Den Schaden der daraus erwächst trägt die Gesellschaft. Das fängt im Kindergarten an, wenn ErzieherInnen den Kleinen erst einmal beibringen müssen still zu sitzen. Auf einem Stuhl, am Tisch. Nur essen, nichts anderes. Oder mal was basteln, ohne ständig etwas neues anzufangen. Viele bringen doch nicht einmal dafür die Konzentration auf. Weiter geht es dann in den Schulen, wo Lehrer sich mit verzogenen und oft frechen Dumpfbacken rumärgern müssen. Letztere sind es dann auch, die Kindern mit wirklichem Potential die Lust am Lernen nehmen. Und wenn die Schule zu Ende ist, man keine Lust hat aufzustehen und eine Ausbildung zu machen, ins Berufsleben zu starten? Dann wird man eben nichts. Die Gesellschaft fängt ja jeden auf. Sollen doch andere für mich arbeiten.

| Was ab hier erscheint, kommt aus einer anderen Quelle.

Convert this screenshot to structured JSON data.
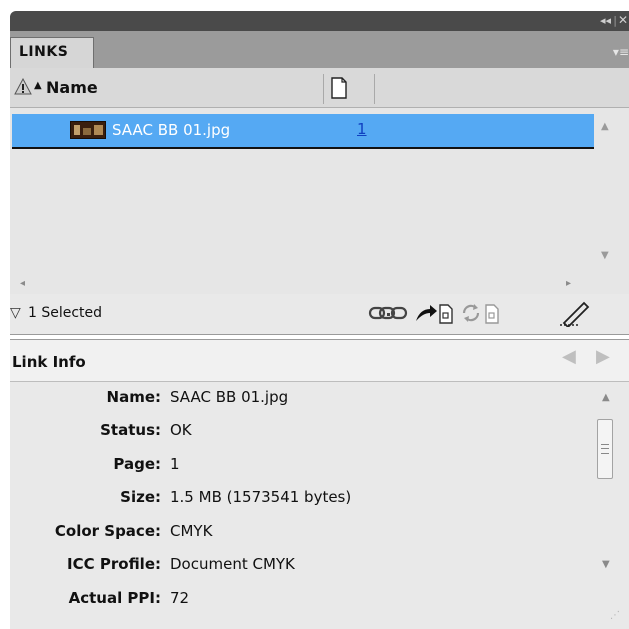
{
  "chrome": {
    "collapse_glyph": "◂◂",
    "separator": "|",
    "close_glyph": "✕"
  },
  "panel": {
    "tab_label": "LINKS",
    "menu_glyph": "▾≡"
  },
  "columns": {
    "warning_icon": "warning-triangle-icon",
    "sort_glyph": "▲",
    "name_header": "Name",
    "page_icon": "page-icon"
  },
  "list": {
    "rows": [
      {
        "name": "SAAC BB 01.jpg",
        "page": "1",
        "selected": true,
        "thumbnail_icon": "image-thumbnail-icon"
      }
    ],
    "scroll_up": "▲",
    "scroll_down": "▼",
    "scroll_left": "◂",
    "scroll_right": "▸"
  },
  "status": {
    "toggle_glyph": "▽",
    "selected_text": "1 Selected",
    "icons": [
      "relink-icon",
      "go-to-link-icon",
      "update-link-icon",
      "edit-original-icon"
    ]
  },
  "link_info": {
    "title": "Link Info",
    "prev_glyph": "◀",
    "next_glyph": "▶",
    "fields": [
      {
        "label": "Name:",
        "value": "SAAC BB 01.jpg"
      },
      {
        "label": "Status:",
        "value": "OK"
      },
      {
        "label": "Page:",
        "value": "1"
      },
      {
        "label": "Size:",
        "value": "1.5 MB (1573541 bytes)"
      },
      {
        "label": "Color Space:",
        "value": "CMYK"
      },
      {
        "label": "ICC Profile:",
        "value": "Document CMYK"
      },
      {
        "label": "Actual PPI:",
        "value": "72"
      }
    ],
    "scroll_up": "▲",
    "scroll_down": "▼",
    "resize_glyph": "⋰"
  },
  "colors": {
    "chrome": "#4a4a4a",
    "tab_strip": "#9b9b9b",
    "selection": "#55a9f3",
    "panel_bg": "#e6e6e6",
    "link_color": "#1040c0"
  }
}
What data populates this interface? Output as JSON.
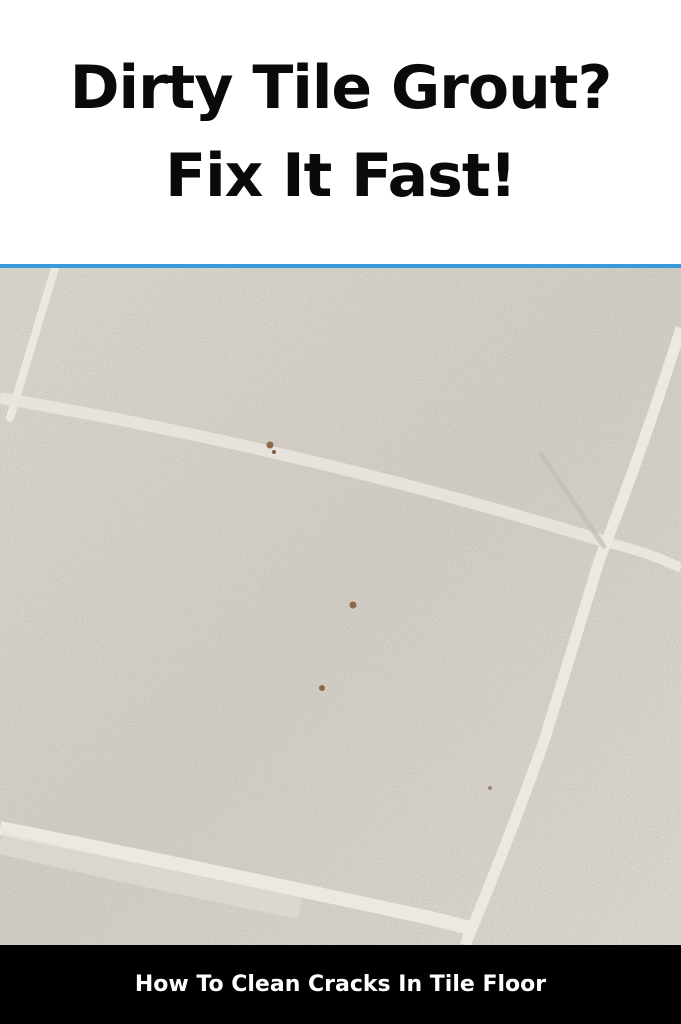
{
  "headline": {
    "line1": "Dirty Tile Grout?",
    "line2": "Fix It Fast!"
  },
  "image": {
    "subject": "tile-floor-photo"
  },
  "footer": {
    "caption": "How To Clean Cracks In Tile Floor"
  },
  "colors": {
    "divider": "#3a9ad9",
    "footer_bg": "#000000",
    "tile": "#d6d2ca",
    "grout": "#ece9e2"
  }
}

Neben den vielen anderen Problemen die wir haben, trägt schlechte Erziehung meiner Meinung nach zu einer stetig zunehmenden Verweichlichung und Verdummung der Gesellschaft bei. Und es scheint, als könnte man nichts daran machen. Dann stelle ich mir aber auch wieder die Frage, wass will man dagegen machen?

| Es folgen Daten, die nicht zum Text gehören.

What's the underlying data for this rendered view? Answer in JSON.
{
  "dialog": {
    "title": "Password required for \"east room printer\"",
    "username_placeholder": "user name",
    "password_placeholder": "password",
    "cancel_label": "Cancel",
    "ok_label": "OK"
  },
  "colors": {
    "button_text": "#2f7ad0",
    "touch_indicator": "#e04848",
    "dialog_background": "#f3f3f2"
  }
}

Natürlich soll jeder das Recht haben, seine Kinder nach seinen Vorstellungen zu erziehen. Aber wie weit geht dieses Recht? Wenn Kinder von dem abweichen, was wir Allgemein als Gesund und gut Entwickelt verstehen, müssen wir dann nicht einschreiten? Ich spreche nicht von den Fällen, in denen wir das Jugendamt brauchen, sondern von Entwicklungen die zu einem gesamtgesellschaftlichen Schaden führen. Aber wer soll das kontrollieren und wer soll es umsetzen? Wie oft schon haben zum Beispiel Kinderärzte bestehende Defizite angemahnt? Und wer denkt als Deutscher jetzt nicht an Nazi Deutschland, als man Kinder im besten Sinne für das Vaterland erziehen wollte? Ja, weit gegriffen, aber auch nicht ganz von der Hand zu weisen.

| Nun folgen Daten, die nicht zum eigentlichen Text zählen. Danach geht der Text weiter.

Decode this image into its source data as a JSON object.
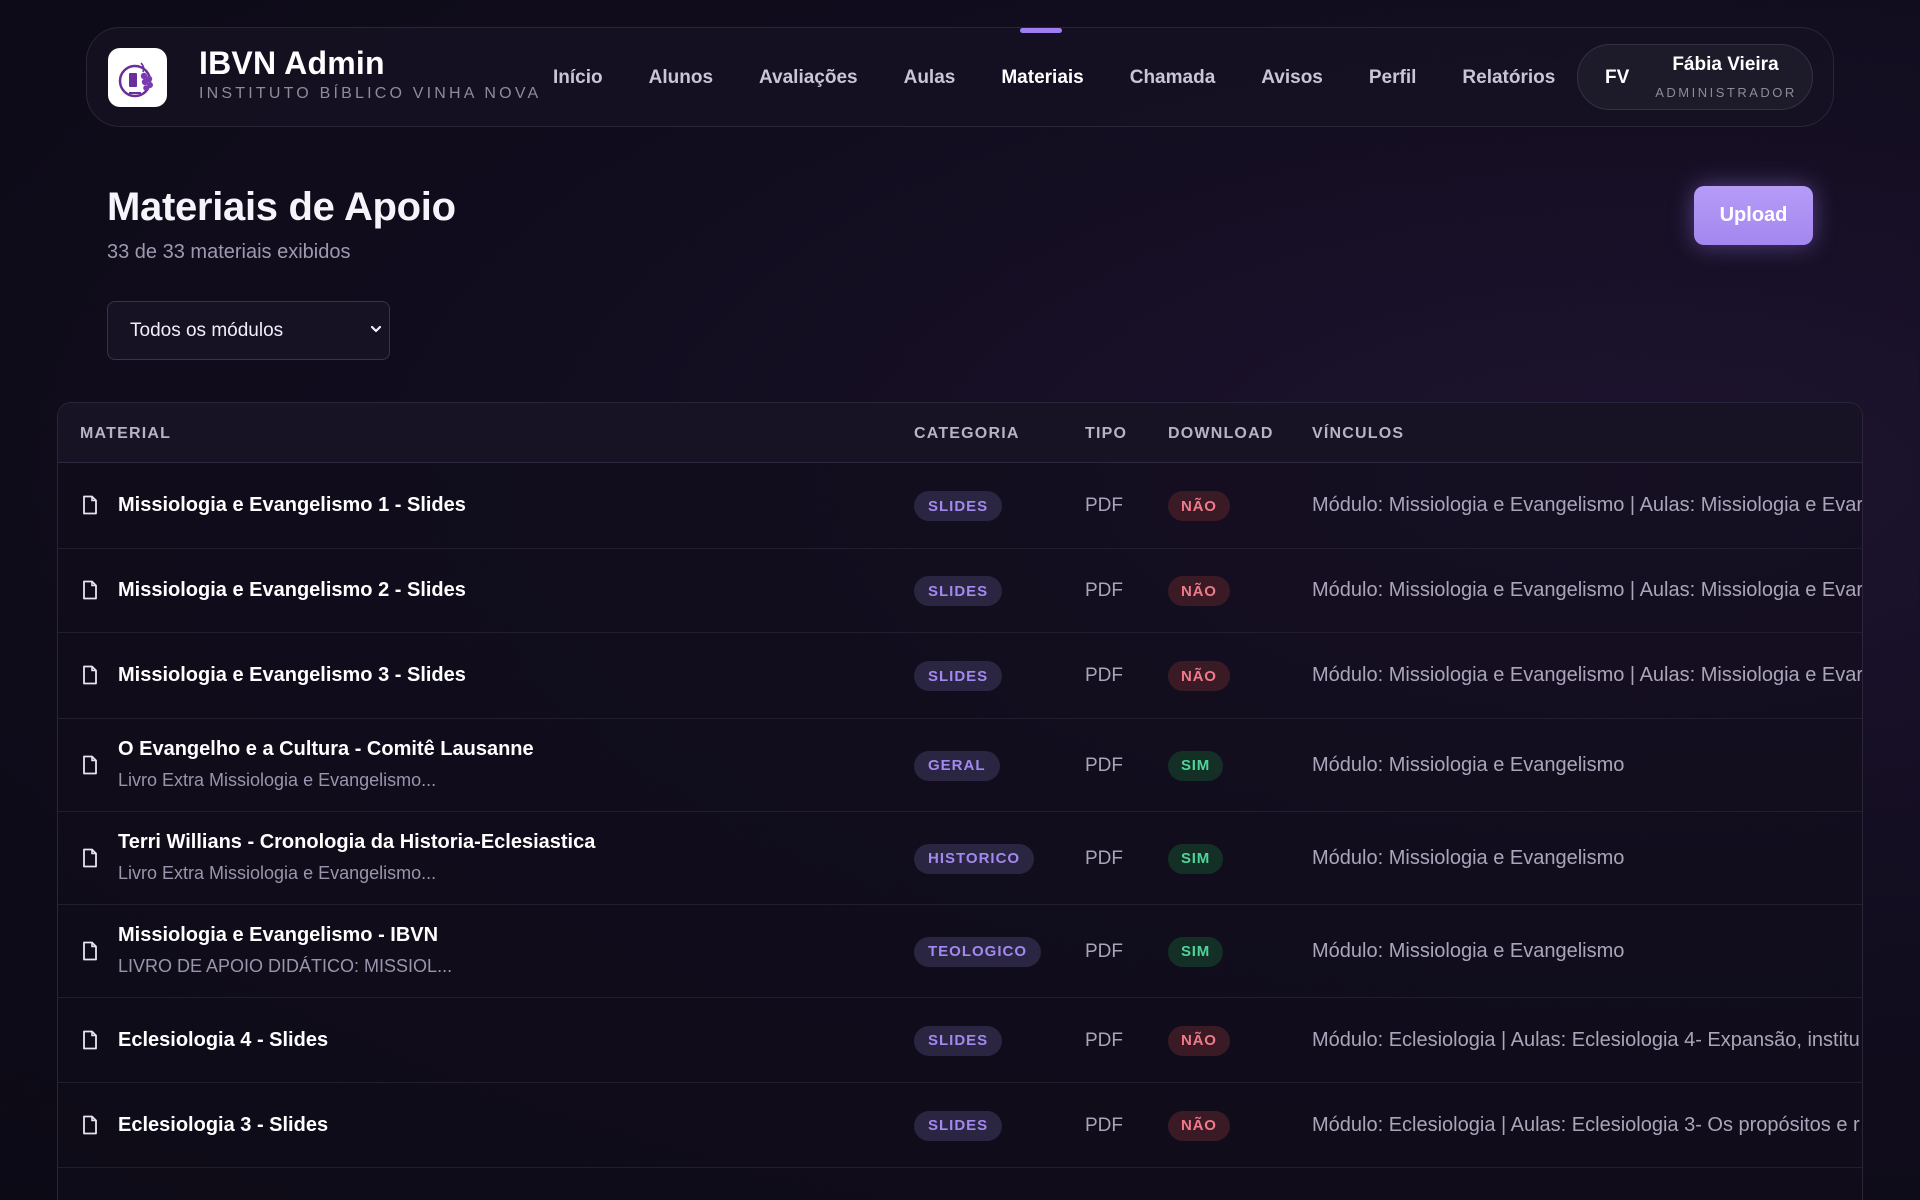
{
  "brand": {
    "title": "IBVN Admin",
    "subtitle": "INSTITUTO BÍBLICO VINHA NOVA"
  },
  "nav": {
    "items": [
      "Início",
      "Alunos",
      "Avaliações",
      "Aulas",
      "Materiais",
      "Chamada",
      "Avisos",
      "Perfil",
      "Relatórios"
    ],
    "active": "Materiais"
  },
  "user": {
    "initials": "FV",
    "name": "Fábia Vieira",
    "role": "ADMINISTRADOR"
  },
  "page": {
    "title": "Materiais de Apoio",
    "subtitle": "33 de 33 materiais exibidos",
    "upload_label": "Upload",
    "module_filter": "Todos os módulos"
  },
  "table": {
    "headers": {
      "material": "MATERIAL",
      "categoria": "CATEGORIA",
      "tipo": "TIPO",
      "download": "DOWNLOAD",
      "vinculos": "VÍNCULOS"
    },
    "rows": [
      {
        "title": "Missiologia e Evangelismo 1 - Slides",
        "desc": "",
        "categoria": "SLIDES",
        "tipo": "PDF",
        "download": "NÃO",
        "vinculos": "Módulo: Missiologia e Evangelismo | Aulas: Missiologia e Evar"
      },
      {
        "title": "Missiologia e Evangelismo 2 - Slides",
        "desc": "",
        "categoria": "SLIDES",
        "tipo": "PDF",
        "download": "NÃO",
        "vinculos": "Módulo: Missiologia e Evangelismo | Aulas: Missiologia e Evar"
      },
      {
        "title": "Missiologia e Evangelismo 3 - Slides",
        "desc": "",
        "categoria": "SLIDES",
        "tipo": "PDF",
        "download": "NÃO",
        "vinculos": "Módulo: Missiologia e Evangelismo | Aulas: Missiologia e Evar"
      },
      {
        "title": "O Evangelho e a Cultura - Comitê Lausanne",
        "desc": "Livro Extra Missiologia e Evangelismo...",
        "categoria": "GERAL",
        "tipo": "PDF",
        "download": "SIM",
        "vinculos": "Módulo: Missiologia e Evangelismo"
      },
      {
        "title": "Terri Willians - Cronologia da Historia-Eclesiastica",
        "desc": "Livro Extra Missiologia e Evangelismo...",
        "categoria": "HISTORICO",
        "tipo": "PDF",
        "download": "SIM",
        "vinculos": "Módulo: Missiologia e Evangelismo"
      },
      {
        "title": "Missiologia e Evangelismo - IBVN",
        "desc": "LIVRO DE APOIO DIDÁTICO: MISSIOL...",
        "categoria": "TEOLOGICO",
        "tipo": "PDF",
        "download": "SIM",
        "vinculos": "Módulo: Missiologia e Evangelismo"
      },
      {
        "title": "Eclesiologia 4 - Slides",
        "desc": "",
        "categoria": "SLIDES",
        "tipo": "PDF",
        "download": "NÃO",
        "vinculos": "Módulo: Eclesiologia | Aulas: Eclesiologia 4- Expansão, institu"
      },
      {
        "title": "Eclesiologia 3 - Slides",
        "desc": "",
        "categoria": "SLIDES",
        "tipo": "PDF",
        "download": "NÃO",
        "vinculos": "Módulo: Eclesiologia | Aulas: Eclesiologia 3- Os propósitos e r"
      }
    ]
  },
  "colors": {
    "accent": "#a07ef2",
    "no": "#f07a8a",
    "yes": "#4fd39a"
  }
}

Als Teil dieser Gesellschaft, als Laie in Themen wie Kindliche oder auch Gesellschaftliche Entwicklung, sehe ich mich nicht in der Lage eine gute Antwort auf diese Fragen zu geben. Weil sie wie ein Schuh sind der nicht an jeden Fuß passt. Ich bin einfach skeptisch was unsere Zukunft angeht. Ich glaube aber auch dass unsere Eltern und deren Eltern es nicht besser gemacht hätten. Sie hatten andere Probleme und würden heute sicherlich genauso entscheiden wie wir es tun.
Ich hoffe nur, dass wir in absehbarer Zeit das nötige Maß finden um die Kurve zu kriegen. Tendenzen gibt es. So wollen verschiedene Länder bereits den Digitalen Unterricht wieder ganz oder zumindest teilweise abschaffen. Damit lösen wir aber nicht die Probleme Zuhause in den Haushalten.
Wie ich es schon einmal erwähnt habe. Wir (er)leben einen ständigen Wandel hin zu einer oft ungewissen Zukunft. Ich will niemandem Werte oder die Zehn besten Skills vorschreiben, die man unbedingt beherrschen muss um gute Eltern zu sein und Teil einer erstrebenswerten Gesellschaft zu sein.
Ich glaube einfach nur, wir können es besser!